Following some detective work, we identified the original encoding and built a custom converter allowing us to migrate and read the data uncorrupted. This data was then stored in a modern format (UTF-8).

Together with the client, we scoped what data was relevant for the dashboard. We also identified which fields were static and which were dynamic. This revealed that only the pricing and "packing code" changed over time. This also revealed a potential bug in the original dashboard: if a company changed its name, it was treated as a different entity, leading to data anomalies. We then designed a new normalised database schema as shown below:

Two Scenarios Data Import

This change removed the potential of data anomalies and reduced the database size by an order of magnitude. These savings also directly correlated to the amount of time it took to load the data into Tableau.

Another insight was that every new data file of data from the source contained a full snapshot of all prices and codes, even if a product didn't change since the last snapshot. This meant that we could get even greater savings by discarding unchanged entries between snapshots. Combining the normalised database schema and this deduplication scheme, we further reduced the overall data size by 33x.

Storage cost improvement

To ensure a successful tech demo, we made some final modifications to how data was being imported. Namely, we made the system incrementally fetch the data from from most recent and back in small batches. This meant that the client was able to begin preparing their demo before the full import was complete as well as preventing the potential data loss that would occur if the import was stopped halfway.

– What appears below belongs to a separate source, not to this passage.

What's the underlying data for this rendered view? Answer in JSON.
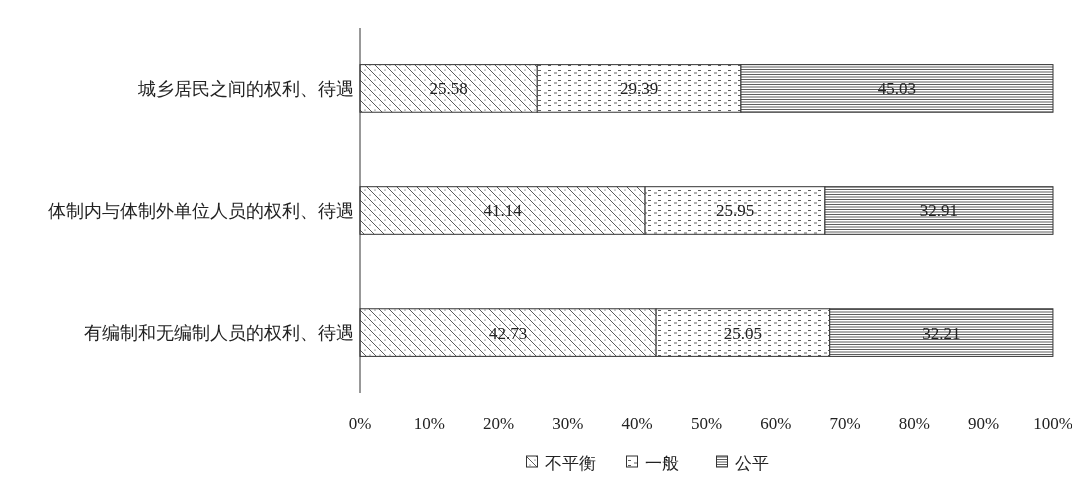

Everything but the deduplication scheme was completed within the first 48 hours of the project.

Outcome

The project remained within budget and with enough time left for the client to implement the tech demo and meet their deadline. Beyond immediately making it possible to finish the tech demo in time, the codebase was refactored to be significantly more maintainable and versatile. The more efficient schema also enabled the client to process more data without overloading Tableau or having to sacrifice data quality.